女性政治家がフォーマルな外交の場でスカート、スーツを着用することは、国際外交儀礼上、何の問題もない正装です。
「パンツスーツを穿くこと=自立した先進的な女性」「スカートを穿くこと=家父長制に縛られた従属的な女性」という二分法は、服装の自由を制限し、ステレオタイプを押し付ける極めて偏った見方です。
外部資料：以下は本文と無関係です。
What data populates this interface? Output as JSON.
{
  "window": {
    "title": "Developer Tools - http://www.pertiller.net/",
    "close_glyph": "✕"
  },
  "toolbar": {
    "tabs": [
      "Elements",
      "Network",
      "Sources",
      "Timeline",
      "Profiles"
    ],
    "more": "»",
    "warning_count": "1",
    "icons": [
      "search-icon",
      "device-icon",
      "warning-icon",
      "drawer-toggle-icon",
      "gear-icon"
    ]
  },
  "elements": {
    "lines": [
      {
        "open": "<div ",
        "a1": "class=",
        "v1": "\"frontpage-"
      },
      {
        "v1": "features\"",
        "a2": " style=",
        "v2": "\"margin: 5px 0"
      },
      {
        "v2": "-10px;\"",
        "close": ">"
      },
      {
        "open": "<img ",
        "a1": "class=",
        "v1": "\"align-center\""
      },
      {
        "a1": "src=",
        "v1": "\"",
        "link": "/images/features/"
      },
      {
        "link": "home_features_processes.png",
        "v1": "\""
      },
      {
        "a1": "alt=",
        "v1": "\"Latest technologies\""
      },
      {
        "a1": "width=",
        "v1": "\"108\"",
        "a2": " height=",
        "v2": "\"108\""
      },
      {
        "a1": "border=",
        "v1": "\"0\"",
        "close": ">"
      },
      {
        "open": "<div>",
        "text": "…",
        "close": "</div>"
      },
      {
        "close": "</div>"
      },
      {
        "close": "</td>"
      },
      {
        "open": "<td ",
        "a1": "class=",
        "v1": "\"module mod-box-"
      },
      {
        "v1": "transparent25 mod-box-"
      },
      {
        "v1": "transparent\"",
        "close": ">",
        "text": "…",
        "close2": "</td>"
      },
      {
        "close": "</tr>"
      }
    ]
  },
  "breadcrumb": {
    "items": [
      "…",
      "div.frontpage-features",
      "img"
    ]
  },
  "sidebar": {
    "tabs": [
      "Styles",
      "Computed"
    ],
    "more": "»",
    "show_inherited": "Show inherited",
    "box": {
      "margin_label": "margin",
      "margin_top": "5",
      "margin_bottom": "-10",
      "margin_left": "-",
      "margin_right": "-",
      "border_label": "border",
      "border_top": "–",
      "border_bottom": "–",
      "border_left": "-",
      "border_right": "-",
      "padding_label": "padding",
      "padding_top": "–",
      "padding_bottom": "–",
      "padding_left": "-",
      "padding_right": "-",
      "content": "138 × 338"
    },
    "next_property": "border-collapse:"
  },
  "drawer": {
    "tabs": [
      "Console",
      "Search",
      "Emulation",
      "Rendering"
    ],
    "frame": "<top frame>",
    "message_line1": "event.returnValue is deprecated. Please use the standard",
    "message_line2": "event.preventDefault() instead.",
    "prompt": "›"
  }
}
このポストの最も悪質な点は、「女性のエンパワーメント」を標榜しているように見せかけて、その実態は「女性の主体的な選択を監視し、採点し、検閲する」という極めて性差別的な家父長制的仕草そのものを行っている点にあります。
投稿者は高市氏の政治的業績や対談の内容ではなく、「座り方」「笑顔」「スカートの丈」といった外見や身体的特徴のみを捉えて執拗に批判しています。
もしこれが男性政治家であれば、「座り方があざとい」「ズボンの丈が配慮しすぎている」などと個人的な服装のディテールをここまで性的な視点(「媚びている」など)を交えて公に批判されることはまずありません。女性政治家に対してのみ、このような「外見の政治化」を行うこと自体が、典型的な女性差別・ジェンダーバイアスです。
高市氏が見せている笑顔を「媚びた笑顔」とレッテル貼りしていますが、これは「女性の笑顔=他者(特に権力者)にへつらうためのもの」という、あまりにも手古摺った(あるいはミソジニー的な)偏見に基づいています。
外交の場において、笑顔は良好な二国間関係を築くための「プロフェッショナルなツール、外交的コミュニケーション」です。
それを「媚び」と解釈するのは、発言者自身が「女性は常に誰かに媚びる存在である」という差別的なフィルターを通してしか女性を見ていない証拠です。
この写真を見て、日本人女性が置かれてきた立場をあらためて考えさせられた。高市は両手を膝の上でそろえ、膝もしっかり閉じ、「女性らしい」ポーズで媚びた笑顔を見せている。一方のメローニは、手も足も組み、まっすぐ前を見据えながら威厳のある表情をしている。高市はスカート姿。メローニは黒のパンツスーツ。対照的だ。
私が高市を見て不愉快になる理由の一つは、家父長制の中で演じることを求められてきた「女性」像をデフォルメして体現しているからなのかもしれない。(本質はそうじゃないのに)
いつもよりわずかにスカート丈が長いのは、相手が男性ではなく女性だったからか。そういう「配慮」もあざとく感じてしまう。